Paige: Glacial Trail, Ice Age and the North Face 50M (Wisconsin), can you tell I love the Kettle Moraine? I have a teeny soft spot for the Indiana Crossroads Marathon, too.
Do either of you have any special nutrition during training or racing?
Geof: Adrian Belitu gave me some of the best advice I’ve ever gotten and I’ve stuck with it ever since. We were talking nutrition one day and he said, “go liquid.” That made a huge difference for me, now I get the far majority of my calories from liquid sources which includes gels, powdered drinks, and soda. Favorites are Perpetuem, EFS liquid shot, GU, Starbucks Double Shot and Coke.

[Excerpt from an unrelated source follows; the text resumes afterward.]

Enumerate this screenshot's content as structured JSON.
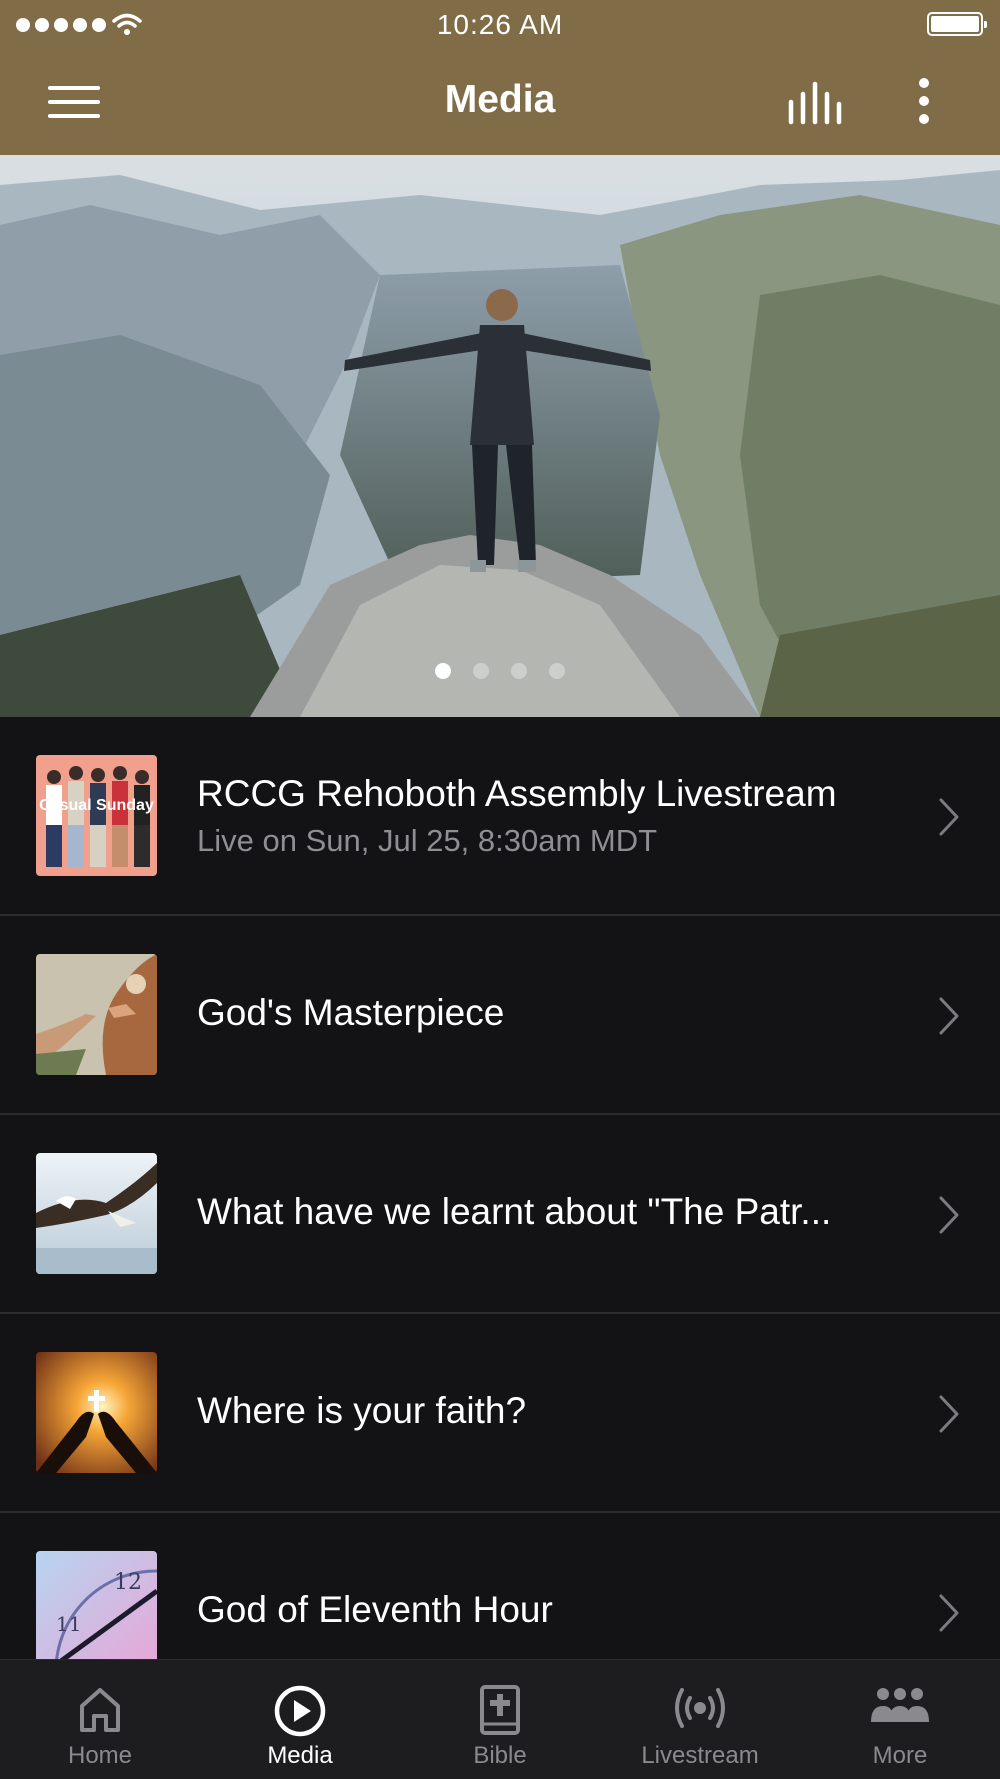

Paige: Honey Stinger waffles and chews. Love those things. But I’ve learned that my game plan needs to change after 50 miles. At JJ100 this year, that meant switching to gels (CarbBOOM! was available at aid stations), Coca Cola and Starbucks Double Shot for the last 50 miles. Oh, and a buttload of water.
The GnP is known for running together. What are the advantages of running as a team?
Paige: Two heads are better than one I like the teamwork aspect of it that was sort of de facto employed during our races together this year. We’re usually in different mental spaces during races and sticking together can be a huge help in keeping each other in line. Geof could troubleshoot for me, and I for him, when things got a little foggy. We are generally pretty quiet otherwise, so it’s more just enjoying getting to spend the day with my better half, doing what we love.
Geof: I agree with Paige, its nice to have each other there to look out for one another. And, it’s just such a fun way to spend time together.
It seemed to me that this year you both really transitioned from running to racing. Do you think that this transition is more of a physical (training) or mental (confidence) step?
Paige: I think it’s a scoop of each of those things. Like I mentioned earlier, I actually trained this year, starting in July (with the focus of JJ100). Prior to that, the transition began in the first half of the year with running with Geof almost entirely, forcing me to push myself more than I would have on my own. I also believe that I fine-tuned the mental aspect of it along the way. Those two things work in concert and you have to work on both in order to have consistently good results. For me, I had to get over a lot of internal noise when it came to my running/racing.
Geof: I go back and forth with adding racing to my running. I think I enjoy both equally, this year just incorporated a little more racing than some years. Ultimately, my goals are: 1) have fun and stay healthy, 2) finish, and 3) race. Racing is just gravy, I don’t see that ever changing.
What advice do each of you have for new ultra runners?
GnP: Don’t feel a need to rush it, enjoy the process. A lot of runners new to the sport want to immediately jump to the hundred mile distance, which is great, but there is a lot of fun to be had along the way too. Relish the achievements building up to that distance. Expect times during your races and runs where you will feel rough and embrace them, and know that it too shall pass. Listen to your body and give it time to rest and recover. Don’t compare yourself to others, ultra running is a very individual experience, enjoy it!